We will sometimes ship a photogrammetric mesh as the metric backbone of the deliverable — the customer measures off it, the surveyor signs off on it — and a Gaussian-splat overlay as the visualisation surface. The splat lives in a web viewer the customer's stakeholders can spin around. The mesh lives in their CAD package. Both are derived from the same capture session; the extra cost is one additional reconstruction pass.
Customers like the result because they get the deliverable for the engineering team and the deliverable for the executive walkthrough off a single capture. We like it because the failure modes of the two pipelines are largely uncorrelated — when one struggles, the other usually has the answer.
What I want the next buyer to take away
- Pick by deliverable, not by buzzword.
A buyer who needs a measurable mesh for engineering work is a photogrammetry customer. A buyer who needs a viewable scene for visualisation, walkthroughs, or training data is a neural-reconstruction customer. The split is almost that clean.
- Capture density is the hidden constraint.
Neural methods are forgiving of sparse capture; classical photogrammetry punishes it. If the engagement only allows a single drone pass or a handful of ground images, neural methods will produce a usable result where photogrammetry will not.
- Determinism still matters in regulated domains.

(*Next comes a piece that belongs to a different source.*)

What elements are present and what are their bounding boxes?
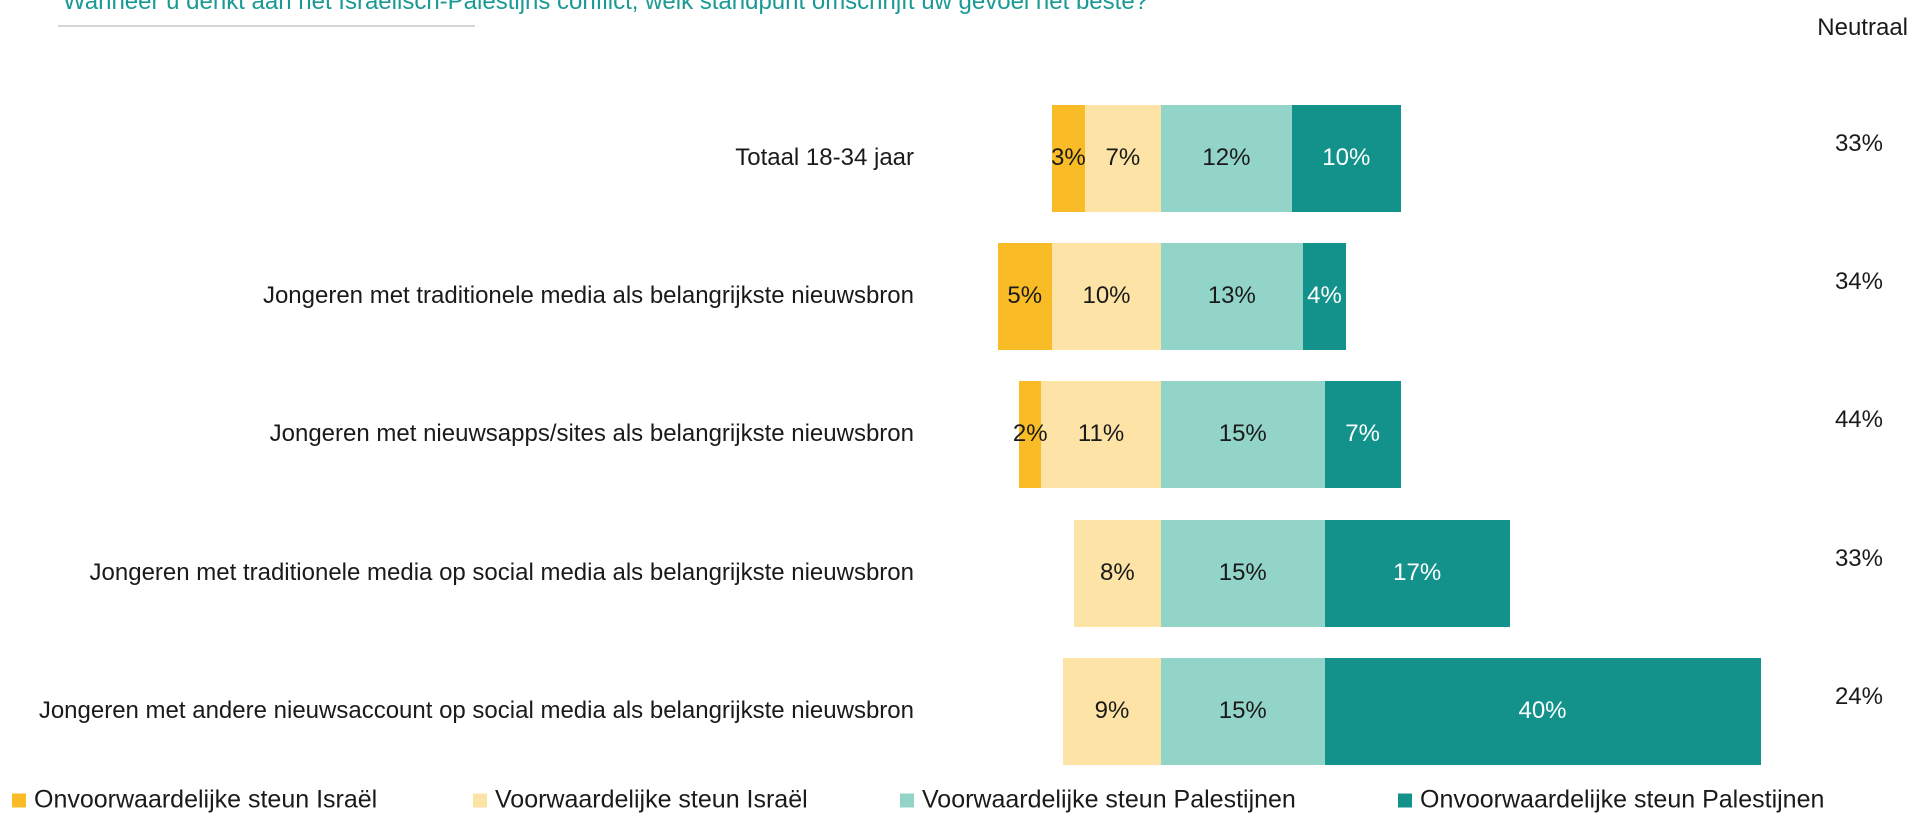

A photogrammetry pipeline is a sequence of well-understood steps you can audit. A trained neural reconstruction is, by definition, a function of weights and the order it saw frames. Pick the deterministic pipeline when audit and reproducibility are part of the deliverable.
- Compute is no longer a tiebreaker.
Both pipelines now run on workstation-class GPUs in reasonable time. The decision is not "which is cheaper to compute" — it is "which produces the deliverable the customer can actually use." Plan around the deliverable.
- You can fuse them.
A useful pattern: photogrammetric mesh as the metric backbone, neural splat overlay for the visualisation surface. Customer measures off the mesh, walks the scene off the splat. Costs more to build; ships a deliverable neither family can produce alone.
— AK-mee Engineering
Team thread
The fusion paragraph is where I'd push slightly harder. Recent work out of the splatting world has gotten quite good at exporting a mesh from the splat representation directly — not as good as a clean photogrammetric mesh, but close enough for a lot of "approximate measurement" cases. Worth keeping an eye on; it shifts the deterministic-vs-neural line a little every six months.
The capture-density observation is the one I wish more buyers internalised before scheduling a flight.
Mesh-from-splat is on my reading list — agreed it's moving fast. Six months ago I'd have told a measurement customer "no" without hesitation. Today I'd at least look at the residuals before I gave the same answer.
The audit-trail point is the one that lands for regulated work. A bundle adjustment with logged residuals is a thing a reviewer can read. A trained representation is not — even when it's right, you can't show your work to somebody who needs to sign off.
Adjacent failure mode I'd flag: the splat-as-deliverable case has an exfiltration angle if the customer's site is sensitive. The viewer renders the whole scene, which means the whole scene is in the asset on whatever machine is running the viewer. Worth a conversation up front.